Para França Filho (2013), serviços mercantis não concorrenciais dizem respeito a um tipo de serviço que é realizado em contra pagamento (por isso, a ideia de mercantil, ou seja, um serviço que se comercializa). Contudo, quando se trata de um serviço que só é realizado por um tipo de organização, com metodologia específica em que os critérios são

prioritariamente sociais, em razão de características envolvidas, pode considerá-lo não concorrenciais.

e) Mais-Valia Social diz respeito aos benefícios diretos e indiretos advindos da atuação de um BCD, em que se priorizam a geração de trabalho e a circulação da renda no próprio território. Na avaliação de tais benefícios, destaca-se a dimensão qualitativa de sua prática, como a contribuição para a formação e qualificação das pessoas, bem como para o fortalecimento do tecido social local, através de uma atualização de padrões de sociabilidade baseados na disseminação de valores como confiança, cooperação, reciprocidade e solidariedade. Dito de outro modo, ao invés dos BCDs acumularem capital financeiro, acumulam capital social (FRANÇA FILHO, 2013).
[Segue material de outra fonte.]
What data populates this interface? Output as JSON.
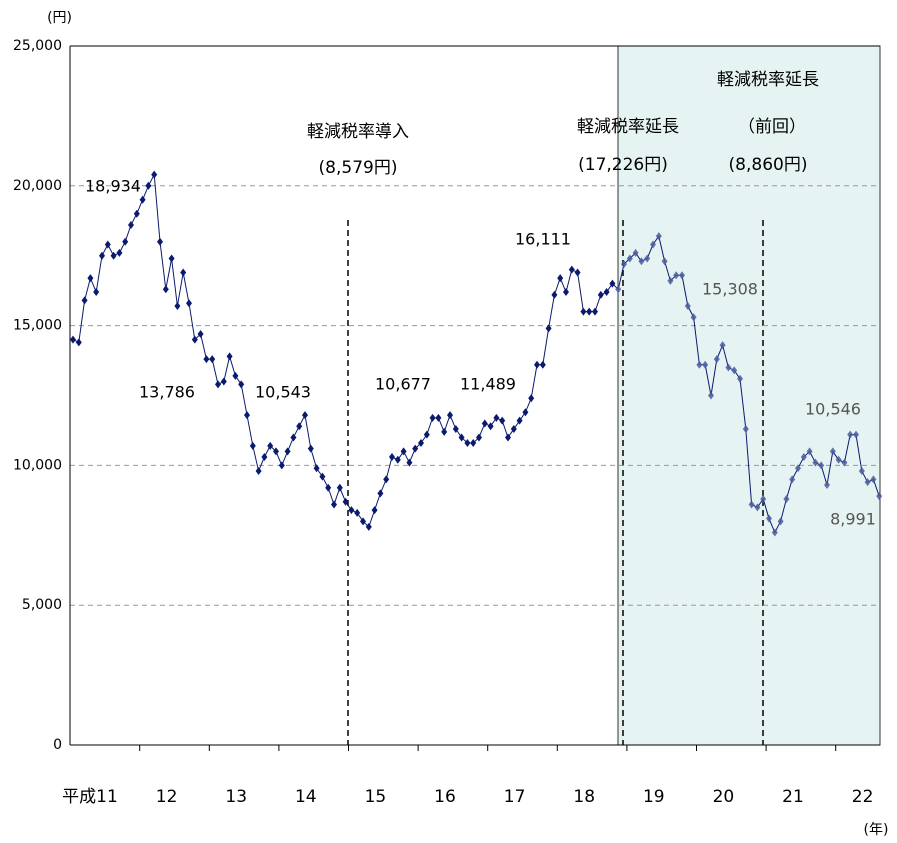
{
  "chart_data": {
    "type": "line",
    "y_unit": "(円)",
    "x_unit": "(年)",
    "categories": [
      "平成11",
      null,
      null,
      null,
      null,
      null,
      null,
      null,
      null,
      null,
      null,
      null,
      "12",
      null,
      null,
      null,
      null,
      null,
      null,
      null,
      null,
      null,
      null,
      null,
      "13",
      null,
      null,
      null,
      null,
      null,
      null,
      null,
      null,
      null,
      null,
      null,
      "14",
      null,
      null,
      null,
      null,
      null,
      null,
      null,
      null,
      null,
      null,
      null,
      "15",
      null,
      null,
      null,
      null,
      null,
      null,
      null,
      null,
      null,
      null,
      null,
      "16",
      null,
      null,
      null,
      null,
      null,
      null,
      null,
      null,
      null,
      null,
      null,
      "17",
      null,
      null,
      null,
      null,
      null,
      null,
      null,
      null,
      null,
      null,
      null,
      "18",
      null,
      null,
      null,
      null,
      null,
      null,
      null,
      null,
      null,
      null,
      null,
      "19",
      null,
      null,
      null,
      null,
      null,
      null,
      null,
      null,
      null,
      null,
      null,
      "20",
      null,
      null,
      null,
      null,
      null,
      null,
      null,
      null,
      null,
      null,
      null,
      "21",
      null,
      null,
      null,
      null,
      null,
      null,
      null,
      null,
      null,
      null,
      null,
      "22",
      null,
      null,
      null,
      null,
      null,
      null,
      null
    ],
    "series": [
      {
        "color": "#0a1a6e",
        "values": [
          14500,
          14400,
          15900,
          16700,
          16200,
          17500,
          17900,
          17500,
          17600,
          18000,
          18600,
          19000,
          19500,
          20000,
          20400,
          18000,
          16300,
          17400,
          15700,
          16900,
          15800,
          14500,
          14700,
          13800,
          13800,
          12900,
          13000,
          13900,
          13200,
          12900,
          11800,
          10700,
          9800,
          10300,
          10700,
          10500,
          10000,
          10500,
          11000,
          11400,
          11800,
          10600,
          9900,
          9600,
          9200,
          8600,
          9200,
          8700,
          8400,
          8300,
          8000,
          7800,
          8400,
          9000,
          9500,
          10300,
          10200,
          10500,
          10100,
          10600,
          10800,
          11100,
          11700,
          11700,
          11200,
          11800,
          11300,
          11000,
          10800,
          10800,
          11000,
          11500,
          11400,
          11700,
          11600,
          11000,
          11300,
          11600,
          11900,
          12400,
          13600,
          13600,
          14900,
          16100,
          16700,
          16200,
          17000,
          16900,
          15500,
          15500,
          15500,
          16100,
          16200,
          16500,
          16300,
          17200,
          17400,
          17600,
          17300,
          17400,
          17900,
          18200,
          17300,
          16600,
          16800,
          16800,
          15700,
          15300,
          13600,
          13600,
          12500,
          13800,
          14300,
          13500,
          13400,
          13100,
          11300,
          8600,
          8500,
          8800,
          8100,
          7600,
          8000,
          8800,
          9500,
          9900,
          10300,
          10500,
          10100,
          10000,
          9300,
          10500,
          10200,
          10100,
          11100,
          11100,
          9800,
          9400,
          9500,
          8900
        ]
      }
    ],
    "ylim": [
      0,
      25000
    ],
    "yticks": [
      {
        "value": 0,
        "label": "0"
      },
      {
        "value": 5000,
        "label": "5,000"
      },
      {
        "value": 10000,
        "label": "10,000"
      },
      {
        "value": 15000,
        "label": "15,000"
      },
      {
        "value": 20000,
        "label": "20,000"
      },
      {
        "value": 25000,
        "label": "25,000"
      }
    ],
    "grid": true,
    "annotations": [
      "18,934",
      "13,786",
      "10,543",
      "10,677",
      "11,489",
      "16,111",
      "15,308",
      "10,546",
      "8,991",
      "軽減税率導入",
      "(8,579円)",
      "軽減税率延長",
      "(17,226円)",
      "軽減税率延長",
      "（前回）",
      "(8,860円)"
    ]
  }
}
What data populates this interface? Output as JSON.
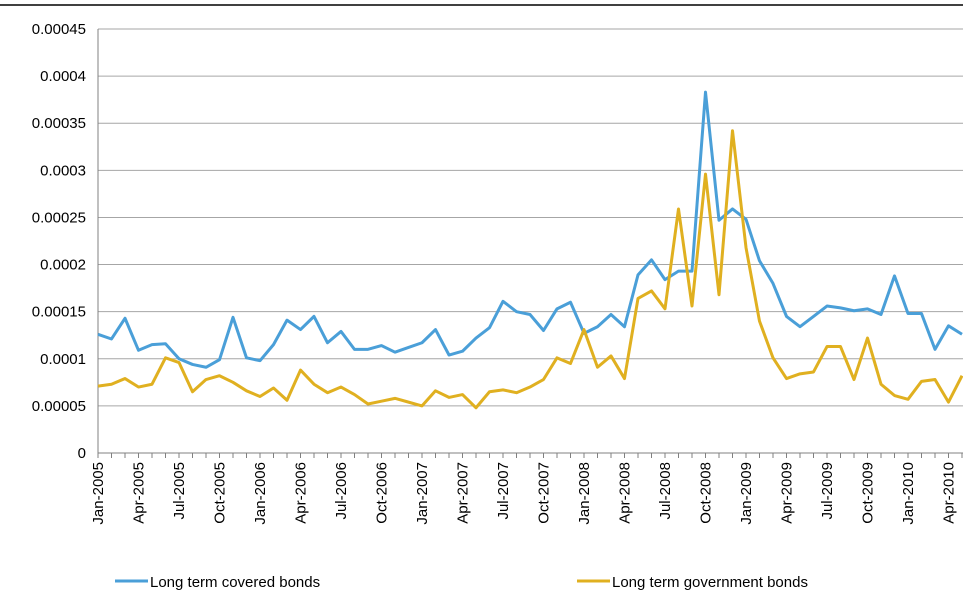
{
  "chart_data": {
    "type": "line",
    "categories": [
      "Jan-2005",
      null,
      null,
      "Apr-2005",
      null,
      null,
      "Jul-2005",
      null,
      null,
      "Oct-2005",
      null,
      null,
      "Jan-2006",
      null,
      null,
      "Apr-2006",
      null,
      null,
      "Jul-2006",
      null,
      null,
      "Oct-2006",
      null,
      null,
      "Jan-2007",
      null,
      null,
      "Apr-2007",
      null,
      null,
      "Jul-2007",
      null,
      null,
      "Oct-2007",
      null,
      null,
      "Jan-2008",
      null,
      null,
      "Apr-2008",
      null,
      null,
      "Jul-2008",
      null,
      null,
      "Oct-2008",
      null,
      null,
      "Jan-2009",
      null,
      null,
      "Apr-2009",
      null,
      null,
      "Jul-2009",
      null,
      null,
      "Oct-2009",
      null,
      null,
      "Jan-2010",
      null,
      null,
      "Apr-2010",
      null
    ],
    "series": [
      {
        "name": "Long term covered bonds",
        "color": "#4a9fd8",
        "values": [
          0.000126,
          0.000121,
          0.000143,
          0.000109,
          0.000115,
          0.000116,
          0.0001,
          9.4e-05,
          9.1e-05,
          9.9e-05,
          0.000144,
          0.000101,
          9.8e-05,
          0.000115,
          0.000141,
          0.000131,
          0.000145,
          0.000117,
          0.000129,
          0.00011,
          0.00011,
          0.000114,
          0.000107,
          0.000112,
          0.000117,
          0.000131,
          0.000104,
          0.000108,
          0.000122,
          0.000133,
          0.000161,
          0.00015,
          0.000147,
          0.00013,
          0.000153,
          0.00016,
          0.000127,
          0.000134,
          0.000147,
          0.000134,
          0.000189,
          0.000205,
          0.000184,
          0.000193,
          0.000193,
          0.000383,
          0.000247,
          0.000259,
          0.000248,
          0.000204,
          0.00018,
          0.000145,
          0.000134,
          0.000145,
          0.000156,
          0.000154,
          0.000151,
          0.000153,
          0.000147,
          0.000188,
          0.000148,
          0.000148,
          0.00011,
          0.000135,
          0.000126
        ]
      },
      {
        "name": "Long term government bonds",
        "color": "#e0b020",
        "values": [
          7.1e-05,
          7.3e-05,
          7.9e-05,
          7e-05,
          7.3e-05,
          0.000101,
          9.6e-05,
          6.5e-05,
          7.8e-05,
          8.2e-05,
          7.5e-05,
          6.6e-05,
          6e-05,
          6.9e-05,
          5.6e-05,
          8.8e-05,
          7.3e-05,
          6.4e-05,
          7e-05,
          6.2e-05,
          5.2e-05,
          5.5e-05,
          5.8e-05,
          5.4e-05,
          5e-05,
          6.6e-05,
          5.9e-05,
          6.2e-05,
          4.8e-05,
          6.5e-05,
          6.7e-05,
          6.4e-05,
          7e-05,
          7.8e-05,
          0.000101,
          9.5e-05,
          0.000131,
          9.1e-05,
          0.000103,
          7.9e-05,
          0.000164,
          0.000172,
          0.000153,
          0.000259,
          0.000156,
          0.000296,
          0.000168,
          0.000342,
          0.000218,
          0.00014,
          0.000101,
          7.9e-05,
          8.4e-05,
          8.6e-05,
          0.000113,
          0.000113,
          7.8e-05,
          0.000122,
          7.3e-05,
          6.1e-05,
          5.7e-05,
          7.6e-05,
          7.8e-05,
          5.4e-05,
          8.2e-05
        ]
      }
    ],
    "ylim": [
      0,
      0.00045
    ],
    "yticks": [
      0,
      5e-05,
      0.0001,
      0.00015,
      0.0002,
      0.00025,
      0.0003,
      0.00035,
      0.0004,
      0.00045
    ],
    "grid": true
  }
}
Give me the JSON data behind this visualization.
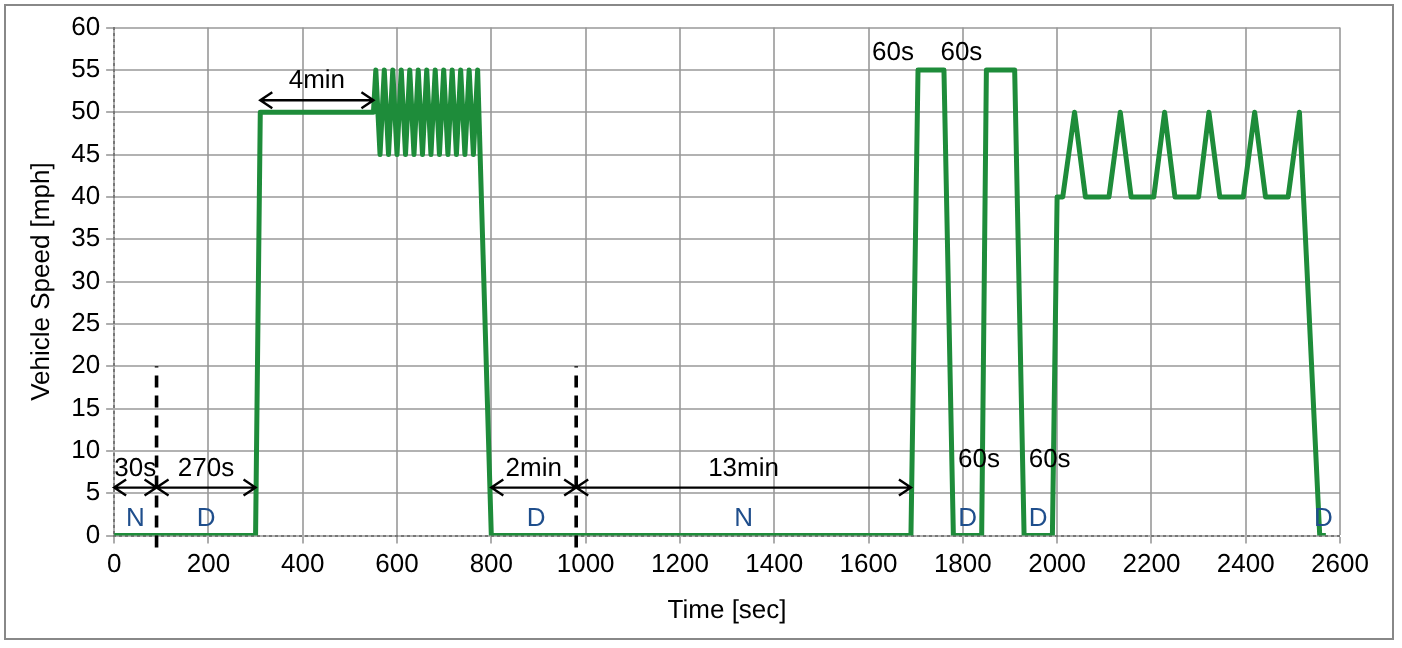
{
  "chart_data": {
    "type": "line",
    "xlabel": "Time [sec]",
    "ylabel": "Vehicle Speed [mph]",
    "xlim": [
      0,
      2600
    ],
    "xticks": [
      0,
      200,
      400,
      600,
      800,
      1000,
      1200,
      1400,
      1600,
      1800,
      2000,
      2200,
      2400,
      2600
    ],
    "ylim": [
      0,
      60
    ],
    "yticks": [
      0,
      5,
      10,
      15,
      20,
      25,
      30,
      35,
      40,
      45,
      50,
      55,
      60
    ],
    "grid": true,
    "legend": false,
    "marker": "none",
    "line_style": "solid",
    "series": [
      {
        "color": "#1e8c3a",
        "x": [
          0,
          300,
          310,
          550,
          555,
          564,
          573,
          582,
          591,
          600,
          609,
          618,
          627,
          636,
          645,
          654,
          663,
          672,
          681,
          690,
          699,
          708,
          717,
          726,
          735,
          744,
          753,
          762,
          771,
          800,
          1690,
          1705,
          1760,
          1780,
          1840,
          1850,
          1910,
          1930,
          1990,
          2000,
          2012,
          2037,
          2060,
          2110,
          2134,
          2157,
          2205,
          2228,
          2250,
          2300,
          2322,
          2345,
          2395,
          2419,
          2442,
          2490,
          2514,
          2557,
          2570
        ],
        "values": [
          0,
          0,
          50,
          50,
          55,
          45,
          55,
          45,
          55,
          45,
          55,
          45,
          55,
          45,
          55,
          45,
          55,
          45,
          55,
          45,
          55,
          45,
          55,
          45,
          55,
          45,
          55,
          45,
          55,
          0,
          0,
          55,
          55,
          0,
          0,
          55,
          55,
          0,
          0,
          40,
          40,
          50,
          40,
          40,
          50,
          40,
          40,
          50,
          40,
          40,
          50,
          40,
          40,
          50,
          40,
          40,
          50,
          0,
          0
        ]
      }
    ],
    "ref_lines": [
      {
        "axis": "x",
        "value": 90,
        "line_style": "dashed"
      },
      {
        "axis": "x",
        "value": 980,
        "line_style": "dashed"
      }
    ],
    "annotations": [
      {
        "text": "30s",
        "x": 45,
        "y": 0
      },
      {
        "text": "270s",
        "x": 195,
        "y": 0
      },
      {
        "text": "4min",
        "x": 430,
        "y": 50
      },
      {
        "text": "2min",
        "x": 895,
        "y": 0
      },
      {
        "text": "13min",
        "x": 1335,
        "y": 0
      },
      {
        "text": "60s",
        "x": 1705,
        "y": 55
      },
      {
        "text": "60s",
        "x": 1850,
        "y": 55
      },
      {
        "text": "60s",
        "x": 1777,
        "y": 9
      },
      {
        "text": "60s",
        "x": 1927,
        "y": 9
      },
      {
        "text": "N",
        "x": 45,
        "y": 0
      },
      {
        "text": "D",
        "x": 195,
        "y": 0
      },
      {
        "text": "D",
        "x": 895,
        "y": 0
      },
      {
        "text": "N",
        "x": 1335,
        "y": 0
      },
      {
        "text": "D",
        "x": 1810,
        "y": 0
      },
      {
        "text": "D",
        "x": 1960,
        "y": 0
      },
      {
        "text": "D",
        "x": 2565,
        "y": 0
      }
    ]
  }
}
f) Utilidade Social – muito embora se busque o fortalecimento institucional dos BCDs, o principal saldo a ser mensurado e/ou percebido refere-se ao conjunto de pessoas e atividades que podem ser dinamizadas, sob diversas formas, num território. Importa esse resultado, ainda que ao final de um período o BCD não contabilize qualquer acúmulo de capital financeiro. Nesse sentido, o imperativo que impulsiona as ações de um BCD é a solidariedade e a cooperação para o desenvolvimento local; é essa condição que ratifica a utilidade social de um BCD, o que não quer dizer que viabilidade econômica não seja um objetivo a ser alcançado. No então, os BCDs se diferem das atividades econômicas no fato de sua existência e/ou continuidade não se justificar caso não se registre uma acumulação sobre o capital investido. Dito de outro modo, se um empreendimento não tem viabilidade econômica financeira não faz sentido a sua manutenção. Nesse sentido, a prática dos BCDs se aproxima daquela dos serviços públicos essenciais, que dada a sua relevância socioeconômica, pode ser mantido por meio de políticas públicas.

Assim, trabalhou-se com cinco dimensões que permitiram compreender o que vem a ser um BCD, como parte integrante das experiências de finanças solidárias. Importa agora apresentar, no capítulo seguinte, a experiência do Banco Comunitário de Desenvolvimento Ilhamar.